BACKGROUND
Delayed diagnosis and treatment of sexually transmitted infections (STIs) contributes to poorer health outcomes and onward transmission to sexual partners. Access to best practice sexual health care may be limited by barriers such as cost, distance to care providers, sexual stigma and trust in healthcare providers. Online assessments of risk offer a novel means of supporting access to evidence-based sexual health information, testing, and treatment by providing more individualized sexual health information based on user inputs.
OBJECTIVE
This developmental evaluation sought potential users' views and experiences in relation to an online assessment of risk, including the likely impacts of use.
METHODS
Individuals presenting with urogenital symptoms to a specialist sexual health clinic were given the opportunity to trial a web-based, Bayesian-powered tool that provides a list of two to four potential causes of their symptoms based on inputs of known STI risk factors and symptoms. Those who tried the tool were invited to participate in a once off, semi-structured research interview. Descriptive, action and emotion coding informed the comparative analysis of individual cases.
RESULTS
Findings support the superiority of the online assessment of STI risk compared to existing sources of sexual health information (e.g., internet search engines) in providing trusted and probabilistic information to users.
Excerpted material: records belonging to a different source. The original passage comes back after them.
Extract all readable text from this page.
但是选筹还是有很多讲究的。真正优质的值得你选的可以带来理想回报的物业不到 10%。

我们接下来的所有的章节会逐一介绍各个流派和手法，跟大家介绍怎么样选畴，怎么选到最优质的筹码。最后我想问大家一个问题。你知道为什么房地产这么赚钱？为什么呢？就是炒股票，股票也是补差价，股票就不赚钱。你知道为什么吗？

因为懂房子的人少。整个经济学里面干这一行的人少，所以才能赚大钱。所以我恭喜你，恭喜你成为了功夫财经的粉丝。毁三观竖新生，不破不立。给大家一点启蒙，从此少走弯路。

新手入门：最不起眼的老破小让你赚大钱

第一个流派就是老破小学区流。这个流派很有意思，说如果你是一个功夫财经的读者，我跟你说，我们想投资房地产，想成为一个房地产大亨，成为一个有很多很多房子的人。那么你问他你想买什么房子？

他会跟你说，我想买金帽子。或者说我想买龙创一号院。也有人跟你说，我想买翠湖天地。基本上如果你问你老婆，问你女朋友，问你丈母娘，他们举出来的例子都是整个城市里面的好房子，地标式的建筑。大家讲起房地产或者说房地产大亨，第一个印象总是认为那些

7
Additionally, potential users reported benefits to their emotional wellbeing in the intervening period between noticing symptoms and being able to access care. Differences in current and imagined urgency of healthcare seeking and emotional impacts were found based on clinical diagnosis (e.g., non-STI, curable and incurable but treatable STIs) and whether participants were born in Australia or elsewhere.
CONCLUSIONS
Online assessments of risk provide users experiencing urogenital symptoms with more individualized and evidence-based health information that can inform their healthcare seeking and provide reassurance in the period before they can access care.